The Zetas, former Mexican soldiers who have become the armed wing of the Gulf Cartel, have been linked to killings along the Texas side of the border and as far north as Dallas, according to court records and press accounts. The Sinaloa Cartel has been linked to the local Houston drug trade. And in Phoenix, suspected Mexican traffickers dressed as the Phoenix Police SWAT team recently attacked a home with high caliber weapons.

So you won't know WHO IT IS at the door, America!

My suggestion: FIRE AWAY!!!!

GOD WILL SORT THEM OUT!!!!!!!

"The violence in [American] cities has a direct cause and effect related to what is taking place in Mexico," said Fred Burton, vice president for counterterrorism at Stratfor, an Austin-based private intelligence company.

"The farther north you go from the border, the less that is understood," said Burton, who is a member of the Texas Border Security Council, which focuses on homeland security and economic development along the Texas-Mexico border.

The biggest worry for local law enforcement groups is that the cartels will bring with them violent methods honed during furious cartel wars in Mexico that have left about 5,000 dead since 2006. In recent years, Mexican drug violence has reached new heights, with beheadings, videotaped executions broadcast on the Internet, and the targeting of top Mexican officials.

Drug violence associated with the cartels, although on a vastly smaller scale, has begun to emerge in the Atlanta area.

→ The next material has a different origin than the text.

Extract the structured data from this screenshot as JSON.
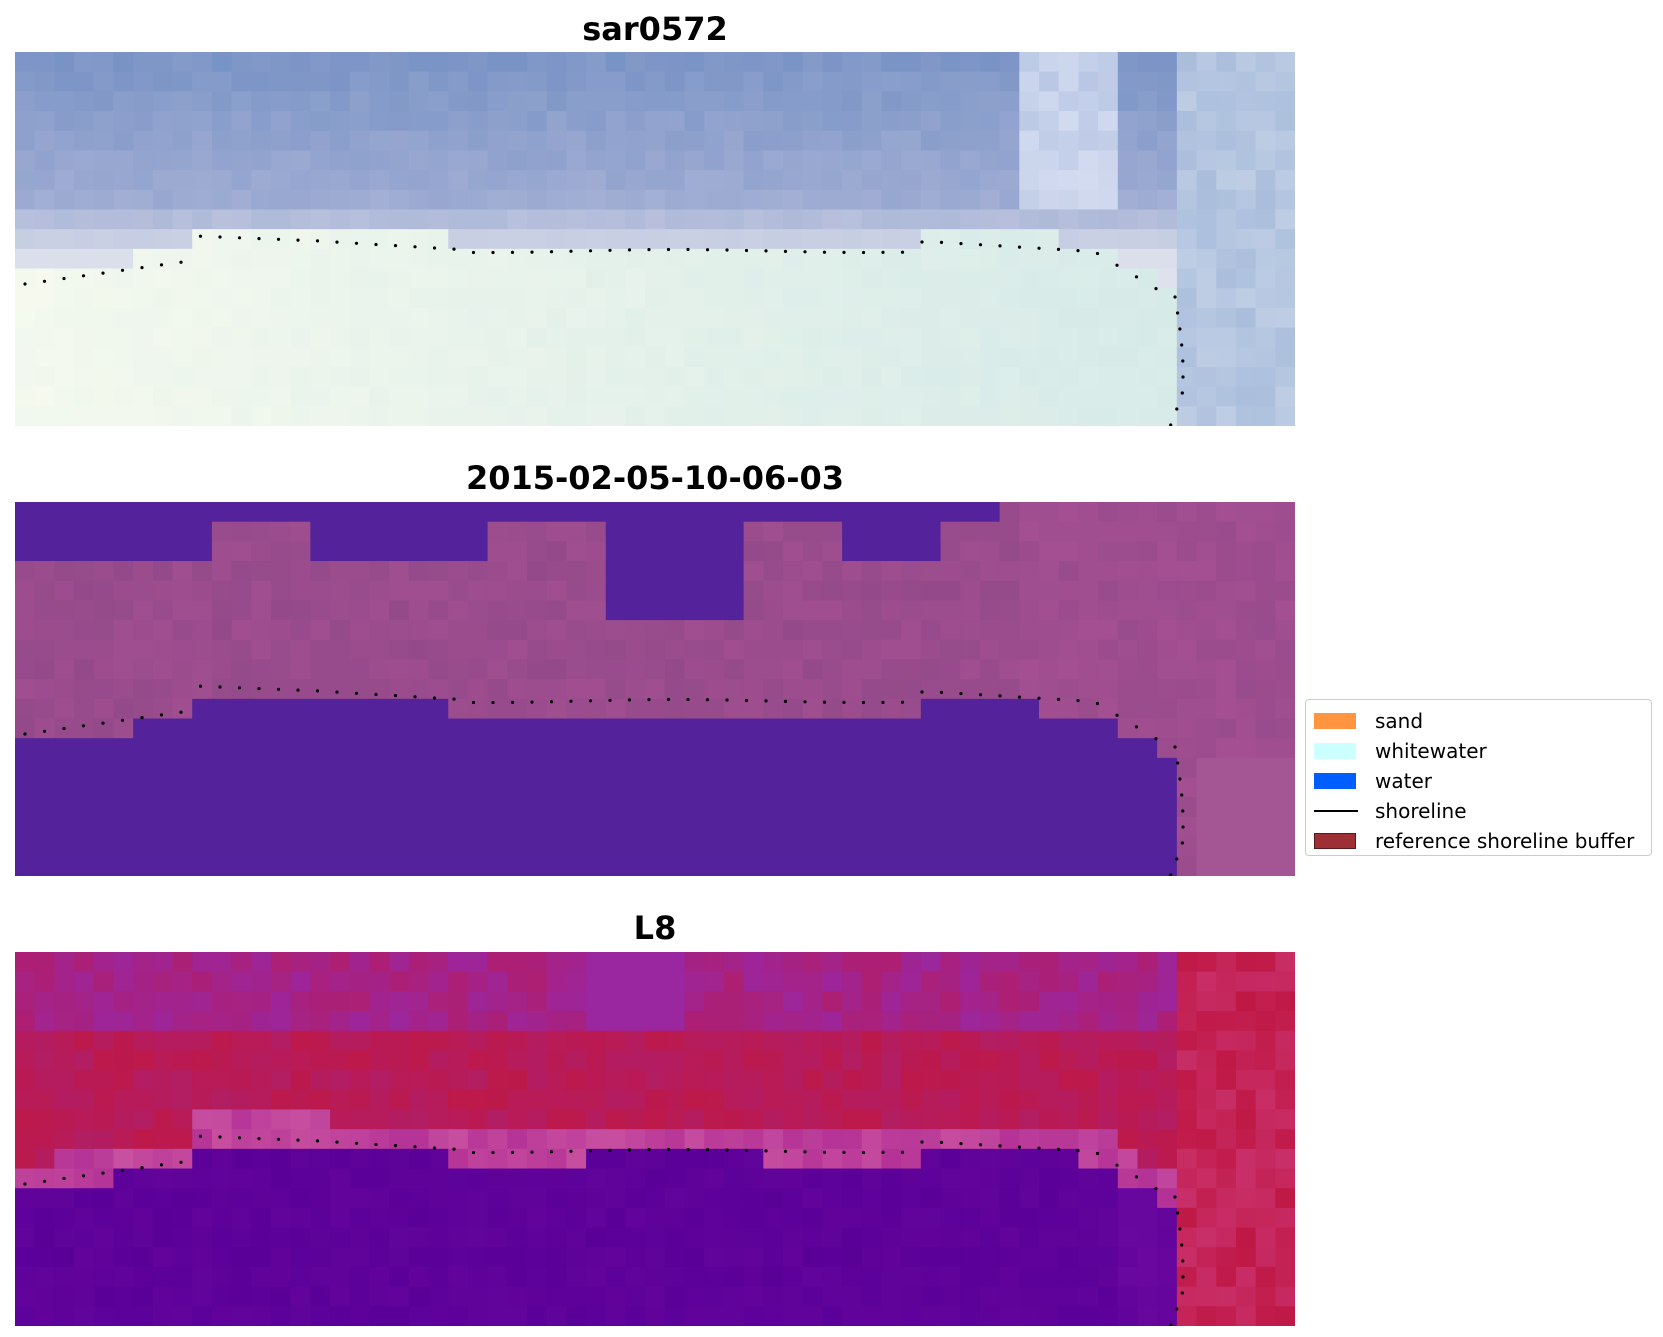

Gwinnett County has seen about nine drug-related kidnappings this year, including a man who was bound and chained in a basement in the town of Lilburn.

US Attorney David Nahmias said Gwinnett has become a center of Mexican drug cartel activity and the Atlanta area is considered especially enticing to the cartels because of its location as distribution hub for the highly profitable East Coast market.

In December, local and federal agencies targeted two Mexican trafficking organizations, seizing 111 kilos of cocaine, 17 pounds of methamphetamine, and as much as $10 million in cash. Officials said the groups used Atlanta as the distribution point for drugs smuggled from Mexico and for cash waiting to be smuggled back to Mexico.

Analysts fear that the cartels will bring not just drug violence, but peripheral cash-generating crime like kidnapping, extortion, and protection rackets - problems that are all too common in Mexico.

Burton said there has been a spike in kidnappings along the Texas border. "We don't know how many have been kidnapped, but guesstimates by local law enforcement puts abductions in border towns at four to eight a week," he said. "They are snatched in the US and taken to Mexico."

Sanchez said kidnapping in the United States could be particularly attractive to the cartels because they may be able to demand more money than they do in Mexico.

"The US will begin to see a little of the same conflict that is happening in Mexico," Sanchez said. "If [the cartels] already have methods, and ways of diversifying into other crimes, it's normal that they won't stop at the border."

But analysts say it is unlikely the United States will see the type of large-scale drug wars that have paralyzed various Mexican cities and forced President Felipe Calderon to send about 25,000 federal troops to confront the cartels."

Why not? Because "experts" say so?

HOW OFTEN they have been WRONG, WRONG, WRONG!!!!!